1. Introduction
Obstructive Sleep Apnoea (OSA) is a sleep-related breathing disorder characterised by recurrent episodes of partial or complete upper airway obstruction during sleep lasting at least 10 s. This leads to either partial (hypopnoea) or complete (apnoea) cessation of breathing, resulting in hypoxia in the body’s cells [
1,
2]. The diagnosis is made by polysomnography, in which cardiovascular, neurophysiological and other signals are recorded during a complete night’s sleep [
3]. The results are used to determine the apnoea/hypopnoea index (AHI), which classifies the condition as mild (5–15/h), moderate (15–30/h), or severe (˃30/h) OSA [
1,
4].
The first and most commonly used therapy method for patients is treatment with a device that generates continuous positive airway pressure, known as a continuous positive airway pressure (CPAP) device. CPAP is considered the gold standard for the treatment of moderate to severe OSA. The device uses tubing and a nasal or oronasal mask to deliver positively pressurised air into the upper airway and keep it open [
1,
5,
6]. There are different types of PAP devices: CPAP (continuous positive airway pressure), BiPAP (bi-level positive airway pressure), and auto-titrating PAP devices (auto CPAP or APAP), which are used in the vast majority of cases today [
5,
6]. For the treatment to be considered effective, the patient must use the device for at least 4 h during night-time sleep on at least 70% of nights. CPAP adherence was assessed using the Centers for Medicare and Medicaid Services (CMS) definition, which considers patients adherent if the device is used for at least 4 h per night on at least 70% of monitored nights. Patient compliance with proper use of the device is around 70% [
7,
8].
The cochlea has a high antioxidant capacity [
9]. The receptor cells are particularly sensitive to oxidative stress as they do not divide during life and thus accumulate oxidative damage. They are also highly specialised, relatively large and have a high metabolic activity to ensure an adequate energy supply [
10,
11]. Conditions that lead to reduced blood flow to the inner ear (e.g., ageing, hypoxia) cause excessive production of reactive oxygen species, leading to destruction of mitochondrial DNA and damage to inner ear structures [
11].
For this reason, patients with OSA have a higher risk of sensorineural hearing loss compared to healthy individuals. Studies that have investigated the effects of obstructive sleep apnoea on hearing have shown that it involves damage to the outer hair cells of the cochlea [
12,
13]. However, it is unknown how continuous positive airway pressure therapy affects the inner ear and the function of the cochlear receptor cells.
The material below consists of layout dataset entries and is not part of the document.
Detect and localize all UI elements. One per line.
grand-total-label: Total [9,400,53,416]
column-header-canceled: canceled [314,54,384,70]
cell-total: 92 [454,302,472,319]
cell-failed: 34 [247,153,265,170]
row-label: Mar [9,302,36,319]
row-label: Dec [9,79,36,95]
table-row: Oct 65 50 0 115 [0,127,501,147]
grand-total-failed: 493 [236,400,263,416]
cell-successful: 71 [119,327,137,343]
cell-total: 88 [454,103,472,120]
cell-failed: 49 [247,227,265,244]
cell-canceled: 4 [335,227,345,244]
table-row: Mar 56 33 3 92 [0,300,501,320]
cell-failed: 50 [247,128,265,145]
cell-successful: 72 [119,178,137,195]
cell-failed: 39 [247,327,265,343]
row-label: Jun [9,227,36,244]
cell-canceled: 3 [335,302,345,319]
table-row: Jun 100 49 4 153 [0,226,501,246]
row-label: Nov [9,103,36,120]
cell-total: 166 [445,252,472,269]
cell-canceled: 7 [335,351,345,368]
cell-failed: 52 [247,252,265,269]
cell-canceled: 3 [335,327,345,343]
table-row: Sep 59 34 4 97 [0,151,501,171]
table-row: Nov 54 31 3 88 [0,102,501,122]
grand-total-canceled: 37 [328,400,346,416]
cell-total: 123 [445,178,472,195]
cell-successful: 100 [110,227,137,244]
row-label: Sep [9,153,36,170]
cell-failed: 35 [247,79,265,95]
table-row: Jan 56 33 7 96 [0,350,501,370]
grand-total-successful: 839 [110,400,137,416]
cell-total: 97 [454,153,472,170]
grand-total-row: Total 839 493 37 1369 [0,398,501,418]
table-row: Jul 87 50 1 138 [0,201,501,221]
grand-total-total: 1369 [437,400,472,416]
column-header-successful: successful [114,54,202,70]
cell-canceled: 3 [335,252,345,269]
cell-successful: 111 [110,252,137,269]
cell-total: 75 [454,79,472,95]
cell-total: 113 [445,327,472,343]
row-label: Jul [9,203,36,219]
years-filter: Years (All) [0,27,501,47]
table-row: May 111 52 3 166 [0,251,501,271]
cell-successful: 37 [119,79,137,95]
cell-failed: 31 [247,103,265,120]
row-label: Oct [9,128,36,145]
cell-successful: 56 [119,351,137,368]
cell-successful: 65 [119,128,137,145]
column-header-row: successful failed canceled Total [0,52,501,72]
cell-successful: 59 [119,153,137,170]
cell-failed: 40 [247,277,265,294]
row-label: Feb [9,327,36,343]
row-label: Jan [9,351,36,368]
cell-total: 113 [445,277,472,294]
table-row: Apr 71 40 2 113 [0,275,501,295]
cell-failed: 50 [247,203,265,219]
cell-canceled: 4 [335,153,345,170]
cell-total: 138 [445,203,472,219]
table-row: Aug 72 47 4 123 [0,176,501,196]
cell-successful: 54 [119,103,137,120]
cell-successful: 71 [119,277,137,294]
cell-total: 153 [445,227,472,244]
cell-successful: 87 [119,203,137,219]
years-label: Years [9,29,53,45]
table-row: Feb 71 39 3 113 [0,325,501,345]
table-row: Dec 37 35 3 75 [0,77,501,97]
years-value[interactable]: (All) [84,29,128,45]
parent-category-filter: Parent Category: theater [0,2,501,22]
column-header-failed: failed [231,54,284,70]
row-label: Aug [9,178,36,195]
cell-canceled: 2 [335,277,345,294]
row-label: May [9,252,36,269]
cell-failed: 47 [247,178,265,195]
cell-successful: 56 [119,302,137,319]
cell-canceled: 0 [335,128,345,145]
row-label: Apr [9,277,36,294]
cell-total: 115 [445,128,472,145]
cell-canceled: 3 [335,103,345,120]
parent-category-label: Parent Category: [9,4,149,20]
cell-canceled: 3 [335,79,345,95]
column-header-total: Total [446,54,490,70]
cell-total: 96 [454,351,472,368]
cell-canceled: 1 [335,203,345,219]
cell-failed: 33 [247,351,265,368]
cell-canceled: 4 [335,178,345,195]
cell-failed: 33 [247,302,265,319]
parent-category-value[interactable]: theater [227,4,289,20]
The aim of this study was to investigate the effects of CPAP therapy in patients with obstructive sleep apnoea on hearing and the potential for restoring cochlear receptor cell function.
3. Results
The age of the participants ranged from 29 to 69; the mean age was 52.43 years (
Table 1).
Table 2 shows the distribution of patients according to the degree of apnoea into those with moderate and those with severe apnoea. In the study, 11 subjects had moderate OSA, and 31 had severe OSA.
All 42 participants underwent an otoscopic examination and tympanometry to rule out the presence of conductive hearing loss. Subsequently, bilateral pure-tone audiometry was performed both at the beginning (before starting CPAP therapy) and after a 6-month treatment period. Autotitrating positive airway pressure (Auto-CPAP) devices were used to treat obstructive sleep apnoea in all study participants.
The audiometric outcomes are summarised in
Table 3.
In all analysed cases, the paired-samples t-test showed that the differences in pure-tone audiometry results for both ears, before and after CPAP therapy, were not statistically significant.
Following the audiometric examination, otoacoustic emission tests were performed in all participants using the two currently available diagnostic modalities: transient-evoked OAE and distortion-product. The main parameter analysed was the signal-to-noise ratio (SNR), where values above 6 dB are considered indicative of a normal cochlear response at the frequency tested [
14]. Results are presented in
Table 4 and
Table 5.
TEOAE SNR values did not show statistically significant changes at any of the tested frequencies after 6 months of CPAP therapy. DPOAE SNR values did not show statistically significant changes at any of the tested frequencies after 6 months of CPAP therapy.
After six months of therapy, patients were categorised into two groups based on their adherence to therapy: adherence to therapy and non-adherence.
Table 6 shows the distribution of patients in the OSA group according to their adherence. The data were obtained from the SD memory card integrated into each CPAP device [
5]. Approximately two-thirds of participants showed good adherence, while almost one-third were categorised as not adherent.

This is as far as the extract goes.